Rolf Jensen began his career working and traveling for the Danish Ministries of Defense and Fisheries, and the Foreign Office. In the 1980s, he took over as director of The Copenhagen Institute for Future Studies, which grew into one of the world's largest future-oriented think tanks under him. In the last two decades, the Institute acted as strategic adviser to more than 100 leading international companies and government agencies. Jensen was also council adviser to The Futures Council of the Conference Board in Europe. With the international success of his books The Dream Society and Heartstorm, Jensen founded his own enterprise, Dream Company Inc., which allowed him to devote more time to research.
Q: Your international best seller, The Dream Society, sprang from an interesting question I've never heard anyone ask before: What comes after the Information Age? So perhaps that's the best place to start. How do you answer that question?
A: That question arose some years ago. I had been studying the future for many years, and one morning while briefing a couple of major clients on the changes to expect in the business environment in the next five to 10 years, one asked, "What comes after the Information Age?" My first reaction was to say, "Maybe nothing comes after." I assured them the Information Society would be around for quite a while. I told them if I ever came up with anything on that, I would call them.
After the meeting I sat for some time thinking about what the next shift would be. We began looking at that in earnest and especially looking at the marketplace for clues on what the future held. One thing we considered was why people bought what they did. At that time, the fashion in Denmark was buying eggs from free-range hens. These would sell for a premium price, although in essence, the product was the same. Whether free-range or not, each type of egg has the same look, the same nutrition.

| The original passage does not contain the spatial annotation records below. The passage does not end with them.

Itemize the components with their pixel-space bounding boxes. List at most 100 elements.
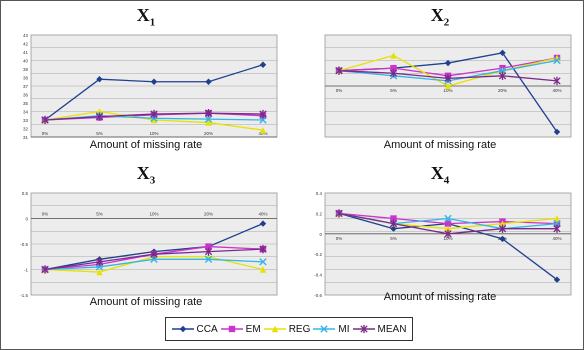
data-point (95, 112, 104, 121)
y-tick-label: 36 (23, 93, 29, 98)
data-point (444, 74, 452, 83)
data-point (259, 258, 267, 266)
y-tick-label: 0.5 (22, 191, 29, 196)
x-tick-label: 0% (42, 131, 49, 136)
y-tick-label: 0 (319, 232, 322, 237)
panel-x1: X1 31 32 33 34 35 36 37 38 39 40 41 42 43 0% 5% 10% 20% 4… (11, 3, 281, 153)
x-axis-label: Amount of missing rate (89, 139, 203, 151)
data-point (444, 59, 452, 67)
data-point (553, 56, 561, 65)
x-axis-label: Amount of missing rate (383, 291, 497, 303)
data-point (204, 255, 213, 263)
legend-label: MI (338, 323, 350, 335)
y-tick-label: 33 (23, 118, 29, 123)
legend-label: CCA (196, 323, 218, 335)
data-point (553, 128, 561, 136)
data-point (205, 243, 212, 250)
data-point (444, 220, 452, 227)
data-point (444, 214, 452, 223)
panel-x3: X3 -1.5 -1 -0.5 0 0.5 0% 5% 10% 20% 40% Amount of… (11, 161, 281, 311)
data-point (553, 224, 561, 233)
data-point (95, 257, 104, 267)
data-point (259, 220, 267, 227)
x-tick-label: 5% (96, 212, 103, 217)
legend-item-mi: MI (313, 323, 350, 335)
data-point (335, 66, 343, 75)
legend-item-reg: REG (263, 324, 310, 335)
data-point (390, 215, 397, 222)
data-point (499, 235, 506, 243)
legend-swatch-icon (171, 325, 194, 333)
x-tick-label: 40% (552, 236, 561, 241)
panel-title: X4 (430, 163, 450, 187)
legend-marker (271, 325, 278, 333)
data-point (389, 219, 398, 228)
y-tick-label: -0.4 (314, 273, 322, 278)
chart-x2: 0% 5% 10% 20% 40% (324, 34, 572, 138)
x-tick-label: 0% (336, 236, 343, 241)
legend-label: MEAN (377, 323, 407, 335)
legend-marker (179, 325, 186, 333)
x-tick-label: 20% (498, 88, 507, 93)
data-point (390, 225, 397, 232)
y-tick-label: 31 (23, 135, 29, 140)
legend-marker (320, 325, 329, 333)
y-tick-label: 39 (23, 67, 29, 72)
data-point (444, 225, 452, 232)
data-point (96, 108, 103, 115)
x-tick-label: 40% (552, 88, 561, 93)
x-tick-label: 10% (149, 212, 158, 217)
data-point (498, 224, 507, 233)
chart-x4: -0.6-0.4-0.200.20.40%5%10%20%40% (314, 191, 572, 298)
legend-item-mean: MEAN (352, 323, 407, 335)
data-point (553, 76, 561, 86)
data-point (390, 52, 397, 59)
panel-x2: X2 0% 5% 10% 20% 40% Amount of missing rate (305, 3, 575, 153)
legend-item-cca: CCA (171, 323, 218, 335)
data-point (259, 266, 267, 273)
y-tick-label: 32 (23, 127, 29, 132)
x-tick-label: 20% (204, 131, 213, 136)
y-tick-label: 38 (23, 76, 29, 81)
data-point (499, 49, 506, 57)
y-tick-label: 34 (23, 110, 29, 115)
data-point (204, 247, 213, 256)
data-point (444, 229, 452, 238)
y-tick-label: -1.5 (20, 293, 28, 298)
y-tick-label: -0.6 (314, 293, 322, 298)
panel-title: X3 (136, 163, 156, 187)
x-axis-label: Amount of missing rate (89, 296, 203, 308)
data-point (205, 119, 212, 126)
legend-swatch-icon (352, 324, 375, 334)
x-tick-label: 10% (443, 236, 452, 241)
data-point (444, 82, 452, 90)
panel-title: X1 (136, 5, 156, 29)
data-point (41, 265, 49, 274)
y-tick-label: 35 (23, 101, 29, 106)
x-tick-label: 20% (204, 212, 213, 217)
x-tick-label: 40% (258, 212, 267, 217)
legend-marker (228, 325, 235, 333)
data-point (389, 69, 398, 78)
y-tick-label: 0 (25, 217, 28, 222)
x-tick-label: 10% (443, 88, 452, 93)
data-point (96, 76, 103, 83)
data-point (150, 250, 158, 259)
legend-swatch-icon (220, 325, 243, 333)
data-point (259, 61, 267, 68)
panel-title: X2 (430, 5, 450, 29)
legend-marker (359, 324, 368, 334)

But the emotional value is different. People did not want hens to live their lives in small cages. They wanted eggs produced using the technology and methods of their grandparents, even if this meant they were a lot more expensive. Free-range eggs had taken over 50 percent of the egg market. The egg market had acquired a new dimension -- it no longer was dominated by the standardized, mass-produced commodity produced at the lowest possible price.
We then took a look at another market: the watch market. I would say more than 50 percent of the turnover in the watch market comes from emotional or value factors. If you are simply buying for function, then for a few dollars you can get a watch that is precise. Today, with quartz technology, even a cheap watch is precise. So why buy a Rolex, a Swatch or what have you? You buy for style, but cheap watches also offer many styles. So people also buy for the design and for the signals a product sends about them. The idea here is that we seem to be moving from information toward values and emotions in the marketplace.
So what about jobs? What about companies? The same thing is happening here. Today we are talking about values-based management, not control management. We are talking about team building. Under team building we have such things as walking on glowing coals, building kites or what have you -- things that have nothing to do with the job as such. Look at Daniel Goleman's best-selling book, Emotional Intelligence, where he is saying intellectual intelligence is OK, but emotional intelligence is becoming more and more important in government and business. These were the clues or ideas we felt pointed toward the future age.